Marquette Warrior: Slavery Shakedown

Wednesday, June 15, 2005

Slavery Shakedown

From Jeff Jacoby, in the Boston Globe:
AS SOON as he learned the ugly truth, the chairman of financial-services giant Wachovia Corp. issued a remorseful nostra culpa. “We are deeply saddened by these findings,” Ken Thompson said last week. “I apologize to all Americans, and especially to African-Americans.” Wachovia acknowledged that it “cannot change the past or atone for the harm that was done.” But it promised to make amends by subsidizing the work of organizations involved in “furthering awareness and education of African-American history.”
What did Wachovia do to black Americans? Companies that were bought by companies that were bought by companies that Wachovia eventually bought owned slaves. Jacoby explains:
The 13th Amendment abolished slavery in 1865, and Wachovia wasn’t founded until 1879. The slaves for which Thompson was so apologetic were owned decades before the Civil War, when slavery was still lawful throughout the South. They were owned not by Wachovia but by the Bank of Charleston and the Georgia Railroad and Banking Co. — two of the approximately 400 financial institutions dating back to 1781 that over the centuries merged with or were acquired by other institutions that eventually became part of the conglomerate known today as Wachovia.

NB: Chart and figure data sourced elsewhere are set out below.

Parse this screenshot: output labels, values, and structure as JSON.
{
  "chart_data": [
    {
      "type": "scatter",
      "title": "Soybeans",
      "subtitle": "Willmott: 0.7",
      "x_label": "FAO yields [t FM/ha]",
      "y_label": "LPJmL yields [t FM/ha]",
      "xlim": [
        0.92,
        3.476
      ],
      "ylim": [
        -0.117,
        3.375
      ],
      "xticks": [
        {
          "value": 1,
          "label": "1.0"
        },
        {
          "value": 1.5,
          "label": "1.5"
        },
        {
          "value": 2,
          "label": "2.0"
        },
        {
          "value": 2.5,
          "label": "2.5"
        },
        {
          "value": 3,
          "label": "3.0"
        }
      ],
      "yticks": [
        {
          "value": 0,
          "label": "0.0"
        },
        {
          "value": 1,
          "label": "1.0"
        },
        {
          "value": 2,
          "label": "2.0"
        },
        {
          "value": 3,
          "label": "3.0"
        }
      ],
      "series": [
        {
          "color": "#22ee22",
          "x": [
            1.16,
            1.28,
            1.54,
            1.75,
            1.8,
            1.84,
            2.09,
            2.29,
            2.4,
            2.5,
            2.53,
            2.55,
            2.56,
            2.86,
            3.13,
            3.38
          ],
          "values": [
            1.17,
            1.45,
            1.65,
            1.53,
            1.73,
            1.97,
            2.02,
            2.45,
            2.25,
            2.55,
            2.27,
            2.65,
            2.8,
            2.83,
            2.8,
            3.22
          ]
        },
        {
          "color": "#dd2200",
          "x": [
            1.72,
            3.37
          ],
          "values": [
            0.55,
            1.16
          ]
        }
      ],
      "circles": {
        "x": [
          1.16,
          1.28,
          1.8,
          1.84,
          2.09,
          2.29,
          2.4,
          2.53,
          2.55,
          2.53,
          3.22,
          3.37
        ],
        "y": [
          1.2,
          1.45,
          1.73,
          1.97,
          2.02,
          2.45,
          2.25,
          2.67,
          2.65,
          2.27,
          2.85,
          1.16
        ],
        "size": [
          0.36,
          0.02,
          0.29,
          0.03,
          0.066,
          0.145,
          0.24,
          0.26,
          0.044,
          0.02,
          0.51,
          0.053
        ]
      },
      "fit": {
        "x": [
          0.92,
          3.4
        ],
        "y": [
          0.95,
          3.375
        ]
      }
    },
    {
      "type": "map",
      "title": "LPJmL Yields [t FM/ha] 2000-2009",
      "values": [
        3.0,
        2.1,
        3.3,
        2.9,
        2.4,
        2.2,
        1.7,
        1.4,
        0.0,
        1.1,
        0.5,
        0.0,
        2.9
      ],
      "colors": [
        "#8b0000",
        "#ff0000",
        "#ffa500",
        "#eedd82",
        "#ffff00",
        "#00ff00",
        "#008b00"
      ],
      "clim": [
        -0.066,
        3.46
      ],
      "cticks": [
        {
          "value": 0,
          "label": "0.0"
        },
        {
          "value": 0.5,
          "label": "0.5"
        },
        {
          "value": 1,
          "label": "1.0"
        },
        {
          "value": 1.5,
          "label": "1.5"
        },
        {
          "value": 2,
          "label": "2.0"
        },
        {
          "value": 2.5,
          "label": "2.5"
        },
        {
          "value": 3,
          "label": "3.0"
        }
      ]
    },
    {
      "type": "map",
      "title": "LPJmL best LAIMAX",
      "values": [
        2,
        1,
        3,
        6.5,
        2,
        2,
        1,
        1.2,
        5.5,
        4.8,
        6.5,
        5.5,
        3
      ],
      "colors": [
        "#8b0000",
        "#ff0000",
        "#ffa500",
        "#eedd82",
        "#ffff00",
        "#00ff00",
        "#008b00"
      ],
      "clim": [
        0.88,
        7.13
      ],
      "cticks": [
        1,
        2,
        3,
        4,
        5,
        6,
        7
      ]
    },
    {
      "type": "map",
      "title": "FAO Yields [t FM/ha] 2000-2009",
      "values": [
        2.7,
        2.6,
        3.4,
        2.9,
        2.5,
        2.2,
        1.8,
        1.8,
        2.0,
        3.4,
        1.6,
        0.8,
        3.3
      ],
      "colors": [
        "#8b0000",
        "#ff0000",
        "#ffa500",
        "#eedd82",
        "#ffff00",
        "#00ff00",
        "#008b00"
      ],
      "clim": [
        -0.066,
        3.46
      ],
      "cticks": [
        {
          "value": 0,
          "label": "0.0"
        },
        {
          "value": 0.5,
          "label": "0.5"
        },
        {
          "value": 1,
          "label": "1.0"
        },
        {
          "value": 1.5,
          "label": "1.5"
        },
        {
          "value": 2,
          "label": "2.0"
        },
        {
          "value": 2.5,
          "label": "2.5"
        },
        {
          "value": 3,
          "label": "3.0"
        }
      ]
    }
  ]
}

In other words, Thompson’s apology was for something Wachovia didn’t do, in an era when it didn’t exist, under laws it didn’t break. And as an act of contrition for this wrong it never committed, it can now expect to pay millions of dollars to activists for a wrong they never suffered.
Thus a relatively new kind of racial hustle is articulated. It doesn’t much matter to the race hustlers that:
  • No living American was either a slave or a slave owner
  • Many blacks are now affluent, and have more money than the average Wachovia stockholder, and this is especially true if one considers that pension funds and individual retirement accounts own much of the company’s stock
  • Many Americans descend from immigrant stock that came to America after slavery was abolished
  • Many other Americans are descended from men who fought in the Union army to abolish slavery, and indeed may have died in the effort
  • We have had “reparations” in the form of affirmative action and generous welfare programs for more than a generation in this country
Americans ought to be willing to say to reparations proponents: “You are not victims. You are sleazeballs engaged in a con game and a protection racket.”

But saying that has certain political risks. Just as it has always been cheaper in certain urban neighborhoods to pay protection to the Mafia than to fight the Mafia, modern corporate executives find it cheaper to try and buy off leftist activists rather than stand up to them.

But as Jacoby makes clear, this isn’t a very good strategy:
If Thompson thought he would put the slavery issue to rest by apologizing abjectly and promising to put even more money into “diversity” and “organizations that support African-Americans,” he was mistaken. No sooner had he issued his statement than it was dismissed as insufficient. “Wachovia can and must do more,” declared the head of one advocacy group in the Raleigh News & Observer. “It . . . must reinvest in the communities and the people who have been wronged.” Harvard law professor Charles Ogletree, a key reparations strategist, warned Wachovia that if it doesn’t “provide comfort to the descendants of slaves,” this issue “will haunt them for a long time.”
What will haunt Wachovia for a long time is the craven willingness of its executives to try and buy off the race hustlers.